After a week of diversions, the Labour Party finally managed to get the focus back on its policy platform when it released its alternative Budget.
Labour was also helped by fresh reports revealing that the original allegations made by millionaire Donghua Liu that he had donated more than $100,000 to the party were wrong.
Labour leader David Cunliffe is demanding an apology but, for the moment, might just have to hold his breath.
In the meantime, though, news media interest - which had been obsessively focussed on Liu's unsubstantiated allegations - shifted to Labour's policies.
So, too, did the focus of the National-led Government. Prime Minister John Key has spent the week continuing to backtrack from his claims about Labour and appeared to welcome instead the opportunity to attack Labour's alternative Budget.
Mr Key's response to the document, which outlines how much Labour expects to raise in tax and how much it intends spending, was that the figures did not add up.
He did not detail where the figures were wrong, just as he never detailed where Labour got what he said was hundreds of thousands of dollars from Liu.
Associate Finance Minister Steven Joyce did, however, challenge the specifics of Labour's policies on Morning Report in what turned into a debate with Labour's finance spokesperson, David Parker.
Under Labour's plan, it intends to raise the top tax rate for income of more than $150,000 a year to 36 percent. It would increase the trustee income tax rate to 36 percent to cut down on opportunities for the wealthy to avoid the higher rate.
It also confirmed it would introduce a comprehensive capital gains tax.
On the other side of the ledger, Labour would make KiwiSaver compulsory and provide tax credits to all those in the scheme. It would also re-introduce research and development tax credits scrapped by the National-led Government.
Overall, it believes the Government's tax take will rise, particularly once the capital gains tax comes fully into effect.
Tight rein on spending
Labour is also promising to keep a tight rein on spending, although it would increase funding for health and education.
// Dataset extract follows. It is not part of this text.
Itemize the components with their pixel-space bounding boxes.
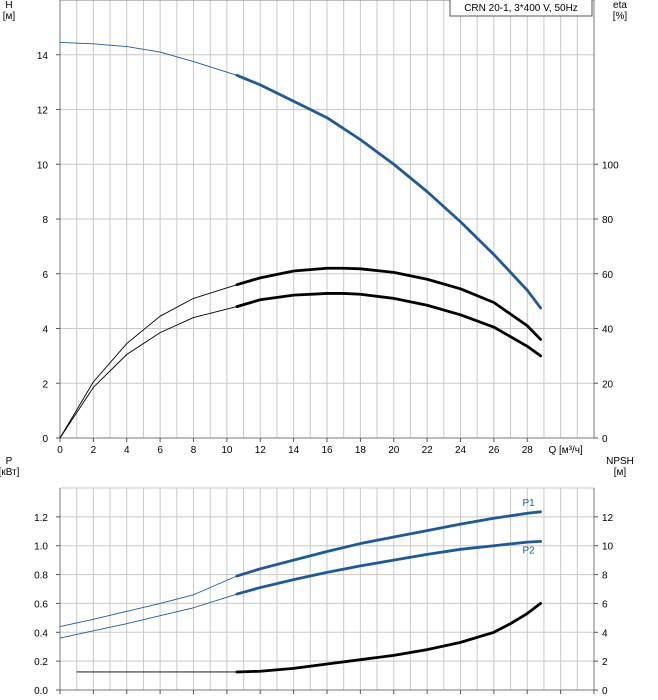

On that basis, Mr Parker says a Labour-led Government will run surpluses every year for the next six years and pay back public debt.
Under the figures in its document it is forecasting it will reduce net public debt to 3 percent of gross domestic product - the rough measure of the size of the economy - by the financial year 2020-2021.
Mr Joyce says he does not believe Labour will be disciplined enough about spending restraint to to that.
But Mr Parker points out, as he has repeatedly, that the last Labour-led Government did reduce net public debt to near zero and ran surpluses every year. He argues that it is National which has driven up debt.
Mr Parker concedes much of the increase in debt was necessary to protect New Zealand against the worst effects of the global financial crisis and to respond to the Canterbury earthquakes. He points out, though, that National's tax cuts added $4 billion dollars to that debt.
Mr Joyce argues Labour's path to lower debt is helped by the fact it includes returns from the New Zealand Superannuation Fund in its calculations - something Mr Parker makes no apology for.
Labour will restart contributions to the fund next year, much earlier than that planned by National. It says initially net debt will go up but as the returns on the additional contributions to the Fund compound and outstrip the borrowing costs, net debt will fall.
Mr Joyce criticises that approach and says Labour's fiscal plan will impede economic growth.
Sure, there is politics in the argument, but in this case the two men are debating the substance of economic and fiscal policies which will, for better or worse, impact on people's lives.
After a week of nonsense voters finally got a debate about ideas and, in its purest form, politics should be about ideas.
The challenge is, with the election just 12 weeks away, will the politicians be able to stick to the debate about ideas or be diverted by trivia?
More importantly, perhaps, will the media?